Intel-SGX
Overview​
The IDEP Network uses a type of Trusted Execution Environment based on Intel’s Software Guard Extensions (SGX). SGX chips are found in most Intel hardware products. By using SGX chips, the chip owners, system operators, and observers have strong cryptographic guarantees that no party can view what's happening inside of the IDEP Networks memory space.
Enclaves generate and contain their private signing/attestation keys, preventing access from any entity outside of each enclave. All data can only be signed using keys associated with specific instruction sets running in each enclave. For more details on key generation and management within enclaves, see our section about encryption.

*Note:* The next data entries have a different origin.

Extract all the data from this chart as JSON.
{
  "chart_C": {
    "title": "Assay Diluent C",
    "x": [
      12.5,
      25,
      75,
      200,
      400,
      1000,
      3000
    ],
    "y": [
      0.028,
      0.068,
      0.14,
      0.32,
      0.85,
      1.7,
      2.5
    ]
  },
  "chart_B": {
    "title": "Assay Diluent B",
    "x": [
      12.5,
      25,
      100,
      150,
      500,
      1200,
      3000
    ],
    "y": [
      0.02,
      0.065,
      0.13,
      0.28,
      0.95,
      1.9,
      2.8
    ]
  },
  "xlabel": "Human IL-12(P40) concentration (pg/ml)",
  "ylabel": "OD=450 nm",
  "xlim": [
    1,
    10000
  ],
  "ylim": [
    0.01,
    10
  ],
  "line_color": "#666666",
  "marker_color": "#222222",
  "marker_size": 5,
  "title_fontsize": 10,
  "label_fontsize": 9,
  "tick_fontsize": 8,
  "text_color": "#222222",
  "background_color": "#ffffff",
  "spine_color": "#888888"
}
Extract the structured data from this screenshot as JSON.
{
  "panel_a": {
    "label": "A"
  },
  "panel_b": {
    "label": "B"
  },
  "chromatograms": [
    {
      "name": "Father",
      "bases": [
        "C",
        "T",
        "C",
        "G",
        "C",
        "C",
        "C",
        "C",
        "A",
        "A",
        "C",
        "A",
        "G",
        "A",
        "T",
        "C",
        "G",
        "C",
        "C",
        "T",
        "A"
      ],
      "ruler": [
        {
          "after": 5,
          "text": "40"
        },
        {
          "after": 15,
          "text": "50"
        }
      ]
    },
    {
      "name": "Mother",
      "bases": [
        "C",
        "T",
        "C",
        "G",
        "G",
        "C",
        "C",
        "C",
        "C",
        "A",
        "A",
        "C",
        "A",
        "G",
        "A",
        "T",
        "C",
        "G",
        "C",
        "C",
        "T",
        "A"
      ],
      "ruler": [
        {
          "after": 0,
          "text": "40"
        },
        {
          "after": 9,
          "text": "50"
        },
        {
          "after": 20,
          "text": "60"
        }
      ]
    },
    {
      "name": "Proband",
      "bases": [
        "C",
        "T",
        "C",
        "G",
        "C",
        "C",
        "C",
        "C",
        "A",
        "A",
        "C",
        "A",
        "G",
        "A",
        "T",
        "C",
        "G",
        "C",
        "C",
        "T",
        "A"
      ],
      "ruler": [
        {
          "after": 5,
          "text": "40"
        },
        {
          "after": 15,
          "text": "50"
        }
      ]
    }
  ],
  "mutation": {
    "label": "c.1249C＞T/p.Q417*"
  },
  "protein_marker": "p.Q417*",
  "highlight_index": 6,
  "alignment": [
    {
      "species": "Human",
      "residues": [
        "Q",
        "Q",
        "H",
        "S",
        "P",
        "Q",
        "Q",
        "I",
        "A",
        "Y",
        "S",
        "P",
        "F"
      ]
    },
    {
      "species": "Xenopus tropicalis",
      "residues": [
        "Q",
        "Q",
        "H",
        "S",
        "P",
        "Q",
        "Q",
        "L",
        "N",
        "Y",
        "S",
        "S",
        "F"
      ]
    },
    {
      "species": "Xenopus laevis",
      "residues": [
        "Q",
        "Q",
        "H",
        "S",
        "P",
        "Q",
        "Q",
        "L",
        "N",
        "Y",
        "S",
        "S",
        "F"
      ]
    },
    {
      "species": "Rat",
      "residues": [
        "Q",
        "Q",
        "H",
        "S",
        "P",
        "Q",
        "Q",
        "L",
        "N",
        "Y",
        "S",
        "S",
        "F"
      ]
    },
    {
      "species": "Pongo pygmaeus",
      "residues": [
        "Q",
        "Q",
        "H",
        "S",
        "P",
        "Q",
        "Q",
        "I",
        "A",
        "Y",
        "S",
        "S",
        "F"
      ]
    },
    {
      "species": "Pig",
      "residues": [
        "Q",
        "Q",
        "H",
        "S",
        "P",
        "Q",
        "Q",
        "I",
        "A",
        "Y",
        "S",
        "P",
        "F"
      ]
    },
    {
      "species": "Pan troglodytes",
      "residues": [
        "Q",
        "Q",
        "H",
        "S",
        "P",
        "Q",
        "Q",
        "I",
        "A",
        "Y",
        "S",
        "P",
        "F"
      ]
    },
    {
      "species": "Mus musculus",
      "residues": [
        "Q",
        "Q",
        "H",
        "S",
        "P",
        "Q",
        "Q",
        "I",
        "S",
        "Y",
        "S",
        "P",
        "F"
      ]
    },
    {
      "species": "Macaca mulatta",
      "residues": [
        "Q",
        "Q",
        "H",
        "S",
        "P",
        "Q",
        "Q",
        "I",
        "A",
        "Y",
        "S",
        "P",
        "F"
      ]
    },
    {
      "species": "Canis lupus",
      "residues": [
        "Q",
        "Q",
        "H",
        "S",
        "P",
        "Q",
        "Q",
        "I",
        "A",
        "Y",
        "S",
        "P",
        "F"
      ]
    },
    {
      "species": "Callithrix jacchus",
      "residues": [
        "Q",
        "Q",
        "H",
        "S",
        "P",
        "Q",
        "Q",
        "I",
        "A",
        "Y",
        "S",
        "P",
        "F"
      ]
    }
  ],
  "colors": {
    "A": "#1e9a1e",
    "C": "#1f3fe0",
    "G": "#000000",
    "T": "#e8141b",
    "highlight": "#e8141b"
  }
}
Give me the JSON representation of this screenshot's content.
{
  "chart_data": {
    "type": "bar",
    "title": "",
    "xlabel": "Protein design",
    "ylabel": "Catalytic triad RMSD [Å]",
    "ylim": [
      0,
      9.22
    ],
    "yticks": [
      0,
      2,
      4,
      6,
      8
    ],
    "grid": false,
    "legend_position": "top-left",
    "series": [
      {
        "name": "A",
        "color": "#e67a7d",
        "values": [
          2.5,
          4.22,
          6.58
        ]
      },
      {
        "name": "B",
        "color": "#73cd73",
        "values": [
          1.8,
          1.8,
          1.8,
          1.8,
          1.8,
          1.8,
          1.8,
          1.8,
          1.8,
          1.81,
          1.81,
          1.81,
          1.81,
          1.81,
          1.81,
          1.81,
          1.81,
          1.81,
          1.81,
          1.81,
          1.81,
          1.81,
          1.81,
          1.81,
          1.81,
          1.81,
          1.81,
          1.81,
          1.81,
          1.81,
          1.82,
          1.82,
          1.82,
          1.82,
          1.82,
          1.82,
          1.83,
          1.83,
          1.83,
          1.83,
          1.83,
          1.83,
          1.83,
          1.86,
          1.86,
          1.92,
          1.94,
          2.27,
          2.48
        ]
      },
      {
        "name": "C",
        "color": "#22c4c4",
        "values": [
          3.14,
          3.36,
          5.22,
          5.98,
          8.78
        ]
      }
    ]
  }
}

For our purposes, the attestation key is only used once upon registration. After registration new keys are provisioned to the enclave and used to communicate with the network. This process is described in more detail below.
Enclaves also go through a detailed registration and attestation process. Specifically, the attestation process which each validator running an SGX enclave must go through ensures the following assertions regarding privacy and correctness:
- The application’s identity
- Its intactness (that it has not been tampered with)
- That it is running securely within an enclave on an Intel SGX enabled platform
For more detailed information on the Intel SGX remote attestation process, see the below section on the attestation process.
Why SGX​
Intel SGX is one of the most used and widely available implementations of Trusted Execution Environments (TEEs). We have selected this technology for the initial version of the Secret Network for two main reasons:
Usability: SGX is more performant and more flexible than other solutions for privacy-preserving computation. The IDEP Network is building a platform for decentralized, general purpose private computation. This requires a privacy solution that can enable a wide-range of use cases. It also requires computations to be on par, performance-wise, with non-privacy preserving computation, so that speed does not limit application usability.
Security: SGX is one of the most widely adopted technologies for TEEs, it is also battle-hardened. Attacks are often theoretical, executed in laboratory settings, and are rapidly addressed by Intel. Many high-value targets exist which have not been compromised. No privacy solution is 100% secure, but we believe the security guarantees provided by Intel SGX are adequate for a wide range of use-cases.
SGX Updates​
The IDEP Network uses validators equipped with Intel SGX. Upon registration, validators are required to have the latest compatible version of Intel SGX. When significant updates are released, the network may enforce upgrades through governance proposals and IDEP Network code updates (hard forks).
Remote Attestation​
Remote attestation, an advanced feature of Intel SGX, is the process of proving an enclave is established in a secure hardware environment. A remote party should be able to verify that the right application is running inside an enclave on an Intel SGX enabled platform.
Remote attestation provides verification for three things:
- The application’s identity
- Its intactness (that it has not been tampered with)
- That it's running securely within an enclave on an Intel SGX enabled platform
Attestation is necessary in order to make remote access secure because an enclave’s contents may have to be accessed remotely, not from the same platform [1]
The attestation process consists of seven stages, encompassing several actors, namely the service provider (referred to as a challenger) on one platform; and the application, the application’s enclave, the Intel-provided Quoting Enclave (QE), and Provisioning Enclave (PvE) on another platform. A separate entity in the attestation process is Intel Attestation Service (IAS), which carries out the verification of the enclave [1] [2] [3]
In short, the seven stages of remote attestation comprise of making a remote attestation request (stage 1), performing a local attestation (stages 2-3), converting the local attestation to a remote attestation (stages 4-5), returning the remote attestation to the challenger (stage 6), and verifying the remote attestation (stage 7) [1] [3].
Intel Remote Attestation also includes the establishment of a secure communication session between the service provider and the application. This is analogous to how the familiar TLS handshake includes both authentication and session establishment.